Treating the symptoms
Dr Manjula of SCARF says, “Families can help in early identification of symptoms. Being non judgemental and supportive will help them cope better. Persons with mental illnesses are more likely to attempt suicide. Depression is the common cause. Women are more likely to attempt while men are more successful in their attempts. Behaviour addictions like social media and online games are also potential risk factors.” “With students, life skills training will go a long way in helping them deal with failure,” says a psychiatrist at the IMH, Kilpauk. The WHO will observe World Suicide Prevention Day on October 10 this year.
TN Study proved that prevention better than cure
A third of all suicides globally are committed by ingesting pesticide. A study done during 2013 at Kattumannarkoil near Cuddalore in Tamil Nadu, proved that storing pesticides in individual lockers did not reduce access to it but only limited it.

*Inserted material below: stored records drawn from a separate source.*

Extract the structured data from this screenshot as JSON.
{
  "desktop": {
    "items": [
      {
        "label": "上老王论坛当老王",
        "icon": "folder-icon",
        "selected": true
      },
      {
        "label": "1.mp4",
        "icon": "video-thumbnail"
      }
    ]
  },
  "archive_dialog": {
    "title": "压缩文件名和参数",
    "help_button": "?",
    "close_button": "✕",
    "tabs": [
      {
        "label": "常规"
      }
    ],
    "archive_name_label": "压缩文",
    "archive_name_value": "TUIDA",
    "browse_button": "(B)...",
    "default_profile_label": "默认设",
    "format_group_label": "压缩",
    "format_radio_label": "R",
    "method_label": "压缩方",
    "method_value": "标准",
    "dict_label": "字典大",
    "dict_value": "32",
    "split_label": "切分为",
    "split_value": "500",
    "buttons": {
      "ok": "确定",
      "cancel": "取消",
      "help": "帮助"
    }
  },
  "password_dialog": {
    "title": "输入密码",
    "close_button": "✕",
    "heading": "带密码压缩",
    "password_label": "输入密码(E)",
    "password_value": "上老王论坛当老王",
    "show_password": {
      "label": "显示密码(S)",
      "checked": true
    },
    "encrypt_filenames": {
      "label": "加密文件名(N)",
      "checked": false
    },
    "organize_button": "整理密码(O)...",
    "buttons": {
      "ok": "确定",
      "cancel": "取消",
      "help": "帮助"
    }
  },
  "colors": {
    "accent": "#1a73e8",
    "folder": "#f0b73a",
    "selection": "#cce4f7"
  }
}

Four villages were identified in one Taluk – two were intervention villages and two were control villages. The process was done to see how the members reacted when the pesticide was placed in two centralized storage facilities rather than being readily available.
Each family in the village had its own locker. In the initial stage of the study, about 4,446 individuals (1,097 households) from the intervention village and 3,307 individuals (782 households) from the control village were recruited. About 16 attempted pesticide suicides in the intervention and 5 in control during the initial process.

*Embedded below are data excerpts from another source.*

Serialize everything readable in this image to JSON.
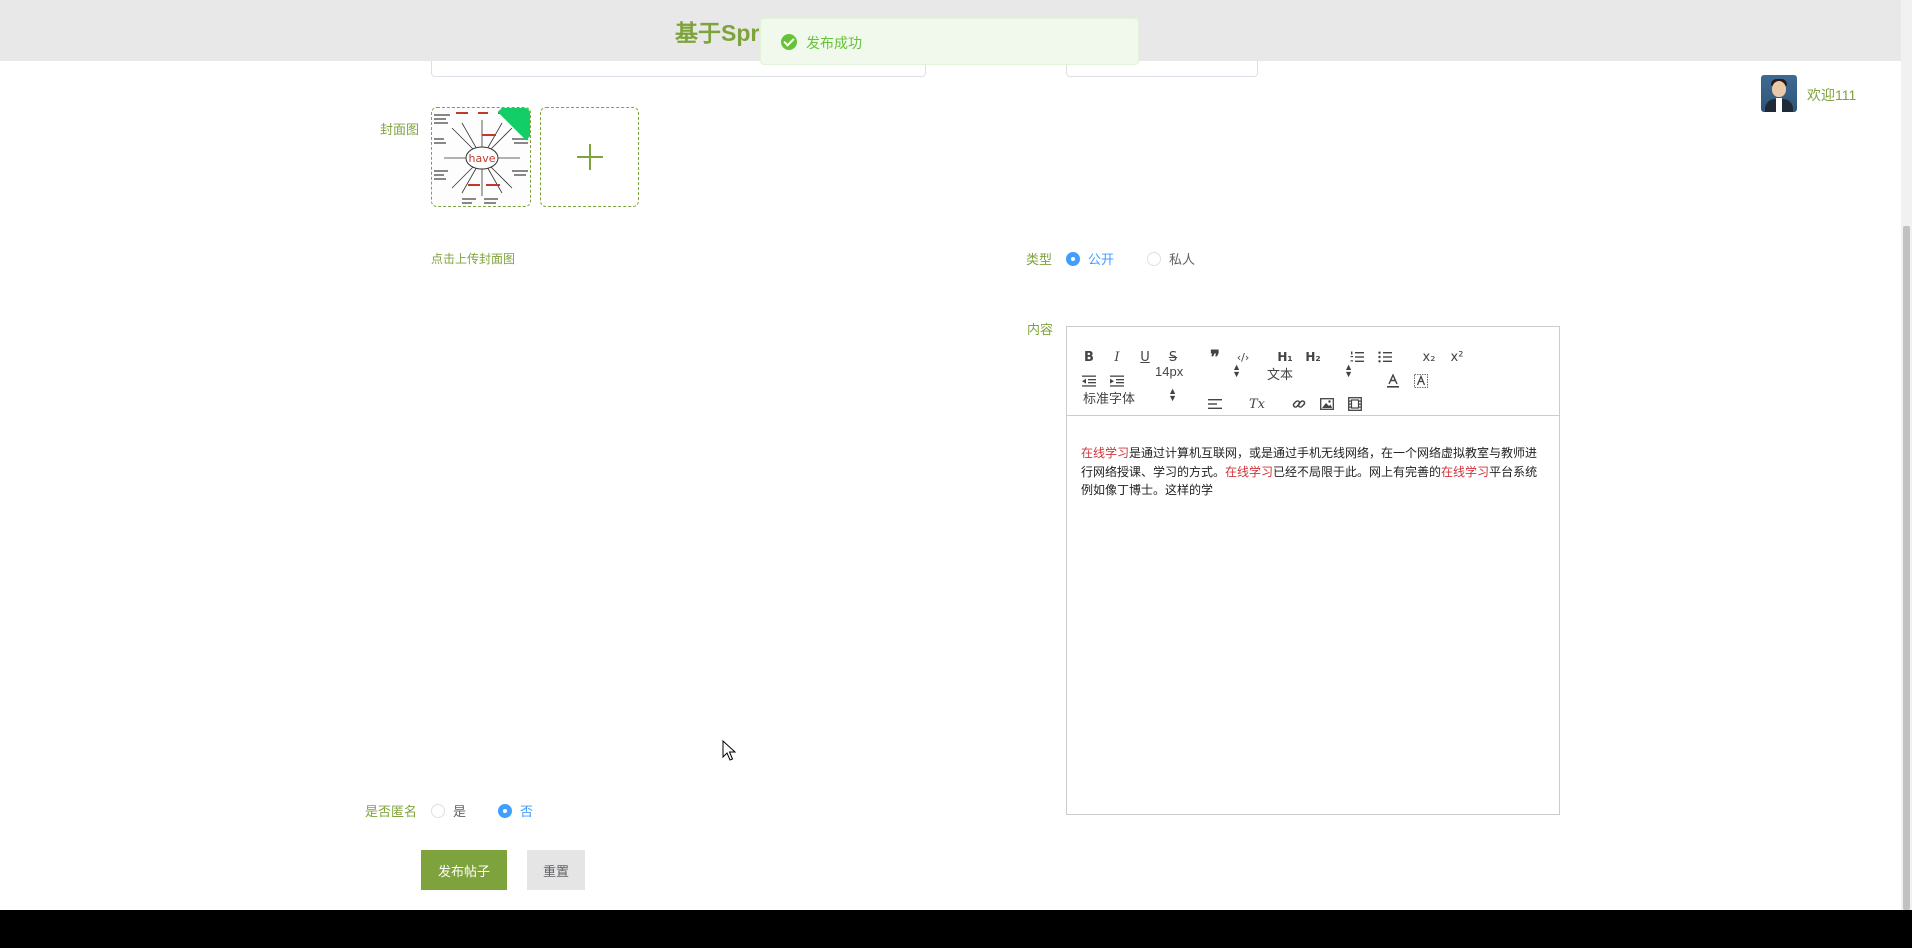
{
  "header": {
    "title": "基于Spri"
  },
  "toast": {
    "message": "发布成功"
  },
  "user": {
    "welcome": "欢迎111"
  },
  "form": {
    "title_value_partial": "",
    "cover": {
      "label": "封面图",
      "tip": "点击上传封面图"
    },
    "type": {
      "label": "类型",
      "options": [
        "公开",
        "私人"
      ],
      "selected": "公开"
    },
    "content": {
      "label": "内容",
      "toolbar": {
        "bold": "B",
        "italic": "I",
        "underline": "U",
        "strike": "S",
        "blockquote": "❞",
        "code": "‹/›",
        "h1": "H₁",
        "h2": "H₂",
        "ordered_list_icon": "ordered-list-icon",
        "bullet_list_icon": "bullet-list-icon",
        "sub": "x₂",
        "sup": "x²",
        "size": "14px",
        "header_select": "文本",
        "font": "标准字体",
        "clean": "Tx"
      },
      "body": {
        "p1": "在线学习",
        "p2": "是通过计算机互联网，或是通过手机无线网络，在一个网络虚拟教室与教师进行网络授课、学习的方式。",
        "p3": "在线学习",
        "p4": "已经不局限于此。网上有完善的",
        "p5": "在线学习",
        "p6": "平台系统例如像丁博士。这样的学"
      }
    },
    "anonymous": {
      "label": "是否匿名",
      "options": [
        "是",
        "否"
      ],
      "selected": "否"
    },
    "buttons": {
      "submit": "发布帖子",
      "reset": "重置"
    }
  },
  "colors": {
    "accent": "#7fa33c",
    "radio_checked": "#409eff",
    "success": "#67c23a",
    "highlight": "#d0343b"
  }
}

When the study progressed, there were 4,308 individuals (1,063 households) in the intervention and 2,673 individuals (632 households) in the control sites who attempted suicide. Overall, there had been 10 cases of completed suicide whereas none at control villages.
The results revealed that most participants found the storage facility to be both useful and acceptable. In addition to protecting against wastage, they felt that it helped prevent pesticide suicides as the pesticides stored here were not readily accessible.
The primary analyses were done on an intention to treat basis. This simple and cost-effective community intervention has the potential to reduce pesticide suicides.
The Werther phenomenon
The term was coined by sociologist David Phillips in 1974 to refer to the tendency to copy a suicide. The name comes from the book ‘Sorrows of Young Werther’ by Wolfgang Goethe, in which the hero, Werther kills himself for love. The book described in detail the suicide and the method adopted.
In 1774, the year of its publication, 40 youngsters took their own lives like Werther.
Very often, vulnerable people take a tip or two from detailed news reports and try to copy the same method. Prompted by this finding, the WHO has issued a set of guidelines for media reporting on suicides.